In short, there is a distinct political dimension to the story of offshore and international investment that is obviously not captured in the way that local key actors discuss land, housing and property in the city currently. While there was a clear understanding of the limits of inward investment this was also tied to a longer-term politics of austerity which had pushed local, city politics into a position in which external money was sought out. Offshore inward investment is particularly courted therefore because of the absence of wider, national supports and frameworks for inward investment to offset historical losses.

From the Land Registry dataset we learned that offshore inward investment centred on specific postcodes and could be distinguished via the use of land and property that it targeted;  in Liverpool (L15, L2 and L3 post codes) this was buy to let property aimed at students. In Southport (PR8) and on the Wirral (CH61), senior citizen residences and in St Helens we found that offshore took aim at rent extraction. The rest of the Liverpool and Merseyside area was virtually untouched by offshore investment. 

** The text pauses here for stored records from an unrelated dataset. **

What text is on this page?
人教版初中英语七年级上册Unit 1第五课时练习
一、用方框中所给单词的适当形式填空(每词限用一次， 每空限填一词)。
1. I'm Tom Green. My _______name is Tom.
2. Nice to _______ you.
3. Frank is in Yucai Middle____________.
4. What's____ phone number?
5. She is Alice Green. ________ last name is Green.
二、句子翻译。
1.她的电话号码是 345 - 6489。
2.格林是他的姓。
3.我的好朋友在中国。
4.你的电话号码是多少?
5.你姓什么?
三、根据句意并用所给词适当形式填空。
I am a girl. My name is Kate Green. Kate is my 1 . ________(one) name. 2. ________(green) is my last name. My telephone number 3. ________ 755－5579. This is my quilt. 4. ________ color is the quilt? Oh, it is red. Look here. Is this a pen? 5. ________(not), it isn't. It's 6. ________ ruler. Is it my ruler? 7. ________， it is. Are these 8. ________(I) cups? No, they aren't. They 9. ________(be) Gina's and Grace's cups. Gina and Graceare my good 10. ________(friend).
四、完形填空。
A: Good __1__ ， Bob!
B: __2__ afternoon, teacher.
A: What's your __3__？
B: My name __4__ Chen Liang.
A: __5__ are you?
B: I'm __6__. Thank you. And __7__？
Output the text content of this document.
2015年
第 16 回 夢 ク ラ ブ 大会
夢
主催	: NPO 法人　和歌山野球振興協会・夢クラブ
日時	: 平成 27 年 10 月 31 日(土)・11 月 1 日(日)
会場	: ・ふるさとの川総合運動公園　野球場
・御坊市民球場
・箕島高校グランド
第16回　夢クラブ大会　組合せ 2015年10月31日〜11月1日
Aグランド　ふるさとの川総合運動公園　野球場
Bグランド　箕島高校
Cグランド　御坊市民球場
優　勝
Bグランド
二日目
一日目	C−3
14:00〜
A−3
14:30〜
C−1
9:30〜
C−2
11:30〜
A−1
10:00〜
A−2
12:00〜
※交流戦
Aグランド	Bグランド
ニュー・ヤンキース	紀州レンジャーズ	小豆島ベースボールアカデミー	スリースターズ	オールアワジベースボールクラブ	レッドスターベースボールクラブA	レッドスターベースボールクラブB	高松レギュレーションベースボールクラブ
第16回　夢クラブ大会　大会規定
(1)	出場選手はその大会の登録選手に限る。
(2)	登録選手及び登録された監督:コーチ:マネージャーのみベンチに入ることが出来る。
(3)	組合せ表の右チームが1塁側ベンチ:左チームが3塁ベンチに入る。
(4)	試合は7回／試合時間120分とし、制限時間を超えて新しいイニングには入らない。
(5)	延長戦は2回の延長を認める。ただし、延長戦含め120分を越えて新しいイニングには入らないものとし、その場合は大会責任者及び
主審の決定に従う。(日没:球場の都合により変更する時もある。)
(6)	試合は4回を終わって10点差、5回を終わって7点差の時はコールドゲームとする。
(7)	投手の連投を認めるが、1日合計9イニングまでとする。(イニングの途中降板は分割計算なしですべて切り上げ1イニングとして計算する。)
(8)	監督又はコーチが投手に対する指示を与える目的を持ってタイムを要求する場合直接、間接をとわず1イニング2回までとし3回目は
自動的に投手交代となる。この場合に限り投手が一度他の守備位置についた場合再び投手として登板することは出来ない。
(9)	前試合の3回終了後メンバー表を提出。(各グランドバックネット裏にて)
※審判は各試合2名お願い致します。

Our work revealed that despite depressed house, commercial and other land values, a deprived area like the north west of England and an impoverished city may offer rich pickings for investment capital. In such locations capital may be invested to take advantage of higher rental yields and asset value appreciation. 

Few barriers appear in such political jurisdictions which in reality act to funnel and conduit offshore funding to help develop infrastructure, key sites and generate related economic activity in the absence of structural and central government funding mechanisms. 

It seems that UNESCO’s decision to withdraw world heritage site status from the city’s waterfront may be part of a growing criticism of the growth at all costs model that the city has pursued in recent years. Yet this is symptomatic of the embedding of finance into urban life more broadly, the point now is to continue to dig into the data sources that will help cities to be wrested from the jaws of predatory capital.